Reluctantly I am back on the dating scene. I said I would never, ever do this online thing again. Ever. Like I really meant I’d rather have a root canal minus drugs and have my hair on fire before doing this again, yet here I am. Why? I meet almost no one single. I live in the ‘burbs where it’s all married folk and old older folks. I also go to the grocery during senior citizen hour and my gym is where I work out and I really can’t distract myself because I don’t want to be there anyway. Work guys are off limits and honestly I don’t think we really have any here (Bueller, Bueller…). Church- let’s be honest I feel really guilty, like really guilty looking for a guy at church. I should be concentrating on getting my Jesus on and instead I’m trying to see if ‘he’ has a ring on. What’s left? Friends? Trust me I’ve hit them all up asking if they know anyone. Holding a sign up on I-25? Desperate. My mystery golfer that I was convinced I was going to meet and fall in love with? Never happened.

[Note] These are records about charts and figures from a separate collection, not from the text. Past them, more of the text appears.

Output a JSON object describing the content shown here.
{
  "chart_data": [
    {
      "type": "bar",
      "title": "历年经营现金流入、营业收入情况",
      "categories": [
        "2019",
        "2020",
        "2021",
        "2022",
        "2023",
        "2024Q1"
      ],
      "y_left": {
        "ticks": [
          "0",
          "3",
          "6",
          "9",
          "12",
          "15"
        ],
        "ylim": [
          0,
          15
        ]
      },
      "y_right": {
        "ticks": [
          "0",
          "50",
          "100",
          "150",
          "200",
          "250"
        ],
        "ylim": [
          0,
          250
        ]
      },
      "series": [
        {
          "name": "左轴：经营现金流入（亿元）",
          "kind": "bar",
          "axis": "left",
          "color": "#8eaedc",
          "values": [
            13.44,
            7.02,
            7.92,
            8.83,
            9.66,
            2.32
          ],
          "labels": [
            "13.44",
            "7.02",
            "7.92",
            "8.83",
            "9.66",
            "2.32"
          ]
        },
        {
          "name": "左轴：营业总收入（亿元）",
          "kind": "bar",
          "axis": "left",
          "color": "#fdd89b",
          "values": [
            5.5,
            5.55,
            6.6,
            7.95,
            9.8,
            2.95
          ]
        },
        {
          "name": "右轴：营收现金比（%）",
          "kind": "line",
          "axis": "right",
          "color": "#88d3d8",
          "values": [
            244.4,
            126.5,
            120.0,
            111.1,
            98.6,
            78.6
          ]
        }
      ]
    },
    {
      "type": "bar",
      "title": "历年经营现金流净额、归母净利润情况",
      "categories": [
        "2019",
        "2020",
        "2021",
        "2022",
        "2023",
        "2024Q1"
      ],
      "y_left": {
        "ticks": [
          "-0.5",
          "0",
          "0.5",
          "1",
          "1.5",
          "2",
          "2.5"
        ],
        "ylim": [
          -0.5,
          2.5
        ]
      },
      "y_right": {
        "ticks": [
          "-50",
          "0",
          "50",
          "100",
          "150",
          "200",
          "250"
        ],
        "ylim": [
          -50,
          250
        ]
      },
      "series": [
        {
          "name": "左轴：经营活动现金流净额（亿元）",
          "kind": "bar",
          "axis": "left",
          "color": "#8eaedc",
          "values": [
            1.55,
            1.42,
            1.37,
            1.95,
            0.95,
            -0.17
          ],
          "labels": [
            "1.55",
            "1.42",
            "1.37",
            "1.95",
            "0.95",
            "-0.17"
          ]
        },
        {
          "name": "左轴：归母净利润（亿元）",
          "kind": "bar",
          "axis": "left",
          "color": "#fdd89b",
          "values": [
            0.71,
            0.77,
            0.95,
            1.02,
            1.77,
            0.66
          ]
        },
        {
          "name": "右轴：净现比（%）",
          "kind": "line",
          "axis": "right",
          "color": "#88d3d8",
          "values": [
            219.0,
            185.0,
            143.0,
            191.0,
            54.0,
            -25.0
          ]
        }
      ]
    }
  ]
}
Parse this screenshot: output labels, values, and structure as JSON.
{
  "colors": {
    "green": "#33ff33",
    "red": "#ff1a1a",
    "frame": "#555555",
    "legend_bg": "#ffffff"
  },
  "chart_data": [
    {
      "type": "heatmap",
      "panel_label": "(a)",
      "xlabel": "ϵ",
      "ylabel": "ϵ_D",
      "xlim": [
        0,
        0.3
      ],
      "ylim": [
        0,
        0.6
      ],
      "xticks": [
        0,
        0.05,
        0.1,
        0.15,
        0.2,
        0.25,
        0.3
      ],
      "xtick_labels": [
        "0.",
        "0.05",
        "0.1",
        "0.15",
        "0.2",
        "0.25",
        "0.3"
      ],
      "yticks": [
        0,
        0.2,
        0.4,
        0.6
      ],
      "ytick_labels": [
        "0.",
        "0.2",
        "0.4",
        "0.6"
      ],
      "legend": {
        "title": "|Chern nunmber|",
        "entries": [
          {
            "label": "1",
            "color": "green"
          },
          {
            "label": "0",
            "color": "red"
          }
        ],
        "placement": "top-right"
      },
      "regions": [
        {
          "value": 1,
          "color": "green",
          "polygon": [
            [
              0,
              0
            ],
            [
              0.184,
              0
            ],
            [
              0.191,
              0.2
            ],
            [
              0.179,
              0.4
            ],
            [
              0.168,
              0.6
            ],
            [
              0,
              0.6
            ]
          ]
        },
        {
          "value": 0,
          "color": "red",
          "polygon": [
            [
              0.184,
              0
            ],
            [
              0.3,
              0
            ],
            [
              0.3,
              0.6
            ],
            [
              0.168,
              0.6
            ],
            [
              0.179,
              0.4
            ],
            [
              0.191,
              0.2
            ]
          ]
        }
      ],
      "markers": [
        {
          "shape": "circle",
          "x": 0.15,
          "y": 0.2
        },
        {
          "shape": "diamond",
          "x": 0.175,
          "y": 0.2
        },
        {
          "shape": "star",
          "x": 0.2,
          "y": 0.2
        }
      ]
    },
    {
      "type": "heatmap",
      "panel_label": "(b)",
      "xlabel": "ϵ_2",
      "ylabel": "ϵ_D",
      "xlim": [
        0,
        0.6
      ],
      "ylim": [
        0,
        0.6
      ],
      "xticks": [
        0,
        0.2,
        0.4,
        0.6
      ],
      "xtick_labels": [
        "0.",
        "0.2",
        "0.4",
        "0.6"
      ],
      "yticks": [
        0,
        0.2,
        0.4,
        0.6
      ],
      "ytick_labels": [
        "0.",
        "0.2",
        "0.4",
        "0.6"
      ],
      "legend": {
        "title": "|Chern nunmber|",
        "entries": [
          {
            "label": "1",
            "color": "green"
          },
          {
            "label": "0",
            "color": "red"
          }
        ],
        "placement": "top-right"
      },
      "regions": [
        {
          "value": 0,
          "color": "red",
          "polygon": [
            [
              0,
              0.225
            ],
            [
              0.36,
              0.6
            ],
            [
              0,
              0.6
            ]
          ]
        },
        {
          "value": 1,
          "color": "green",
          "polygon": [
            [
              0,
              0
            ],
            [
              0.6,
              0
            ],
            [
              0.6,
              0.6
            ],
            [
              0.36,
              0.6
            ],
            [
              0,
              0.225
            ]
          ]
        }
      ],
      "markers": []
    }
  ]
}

Hence why I’m back online. Is it better than last time? Nope. Are there some of the same guys cruising around that were there last time? Yep, but maybe they think that about me? Or have they been circling the drain this whole time?? Not really sure on that one.
This time online I said I would do things radically different. I set up my parameters super tight to reflect what I really wanted and didn’t want. Some people might say I’m being picky, but I’d honestly rather be single than be in a dating situation that I would regret. I have learned a lot since the last time I dated online. I see a red flag in the profile and it’s a swipe left! For those folks that are happily coupled – left is the swipe of death. I swipe left a lot. I’m not compromising on the basics this time around. It’s difficult too, because I know that some of these guys I might meet out and like them based on their personality. Unfortunately in the swiping world, personality doesn’t come across UNLESS they’ve taken the time to write a stellar profile. I have had that happen and decided to swipe right. I swipe right a lot less than I did in the past. Then I even reevaluate my right swipes and thin out the very small heard. Online dating sucks.
Also, this time around I don’t meet anyone unless I’m really interested in them AND I’ve heard their voice. A Mickey Mouse voice is a total turn-off and I can’t do it. I also have to see and hear if that person can have a conversation. I have learned that there are great texters who are a deer in the headlights in person. The last guy I had dinner with tested all my communication skills. My girlfriends told me, “You can talk to a tree.” After that one – Tree-1 Me-0. Oh and he wouldn’t make eye contact and chewed on his finger. Awesome. Why did I agree to dinner?
I admit after the short time that I’ve been back online I’m already over it. I’ve seen enough hiking, fishing, biking, running and beer pictures to last me a lifetime. I’ve heard that the women don’t post these same types of pictures. Apparently I’m also one of the few women without a bikini or lingerie picture online. Really? That’s not happening. I still don’t know if this is true or if this guy was just testing me to see if I’d send him one. I didn’t. I sent him a picture of my shoe. Should have swiped left.